By Eileen Bailey

By Eileen Bailey

Daily Journal

ABERDEEN – A young girl gently caresses her elderly nanny’s hand. A boa constrictor is draped across a woman from the traveling circus.

These are just two of the scenes captured on the more than 13,000 dry glass negatives in the F.S. McKnight collection at the Evans Memorial Library in Aberdeen. The collection, which was donated to the library between 1950 to 1969, recently received more than $70,000 in funding for preservation.

The collection and grants were unveiled Tuesday morning at a news conference in the library. Dr. T. Banks Shepherd, chairman of the library’s board of directors, told more than 40 residents who attended that the collection had received funding from the Lucky Day Foundation in Jackson, the CREATE Foundation in Tupelo, the Artists Build Communities Residency Program in Jackson and the Institute for Museum Services in Washington, D.C.

The contributions will be used to organize, preserve and use the collection to enhance the educational and cultural life of the community, he said.

Shepherd said he has found pictures of his wife’s ancestors in the collection. “This collection will allow people to have a picture into the history of Aberdeen,” he said.

The collection of dry glass negatives was taken by Frank Summerfield McKnight from his studio in Aberdeen from 1894 to 1932.

“The McKnight Photographic Collection is a unique window into late 19th and early 20th century Northeast Mississippi for McKnight served a clientele drawn from all classes and races,” Shepherd said. “It provides extensive documentation not only of the individual citizen but of the economic, social and psychological aspects of the past.”

Also in the collection are McKnight’s camera, camera stand, darkroom equipment and original studio registers.

Dana Bullard, the curator of the project, said other libraries have dry glass collections but having the registers listing the people in the photographs makes McKnight’s unique. In the top corner of each negative is a number which corresponds to a number in the register. The register also tells how many pictures were ordered and when the picture was taken, Bullard said.

Pictorial history

The images include studio portraits and street scenes documenting the lives of residents, both black and white, who lived in Northeast Mississippi. Aberdeen teacher Marie Cayson, who teaches fourth-, fifth- and sixth-grade gifted classes at Prairie and Aberdeen Middle School, said this historical documentation will be helpful in teaching children about the histories of Aberdeen and photography.

Organization will be the first step in making the collection available to the public.
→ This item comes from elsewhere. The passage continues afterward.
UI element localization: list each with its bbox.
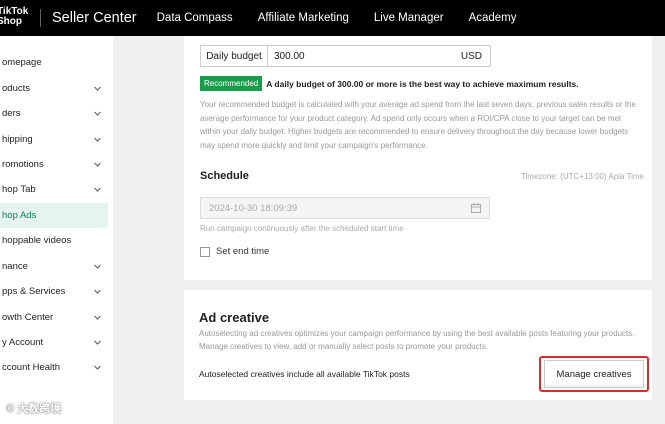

Bullard has designed a computer database for storage of the information found in the registers.

Donated funds also were used for staff training, to hire a photographer and to provide proper archival storage for the negatives. The photographer will clean and print each negative, then create copy negatives of selected images. Notebooks of the prints will be available for viewing at the library, and individual prints of images will be for sale.

There are plans for an exhibition of selected images that will travel throughout the region.

One of the most unique aspects of the project is that the collection will be used as an education resource, said library Director Kathy Bailey. The library has received a grant from the Mississippi Arts Commission’s Artist Build Communities residency program, which provides funds for an artist to live in a community for a period of time to work with groups of people in exploring the area’s cultural and artistic heritage.

Two consultants have been hired to work with the library and a community planning committee to develop this project for Aberdeen, she said. This portion of the project should be in place by fall with the total project being completed within a year, Bailey said.

McKnight’s collection

McKnight was born in 1848 in Lawrenceburg, Tenn. He was the son of a circuit-riding Methodist minister and grew up in Iuka. McKnight learned about photography from a traveling tintypist he met in 1872. In October of that year, McKnight bought his own equipment and tent and traveled to towns such as Guntown, Saltillo, Rienzi and finally Booneville, where he opened a gallery. He traveled to other areas in Northeast Mississippi such as Holly Springs and Ripley before opening his first studio in Aberdeen in 1894. He remained there until his death in 1934.

McKnight sold his business to John Velhart in 1933, who presented the negatives to the library over a period of time between 1950 and 1969.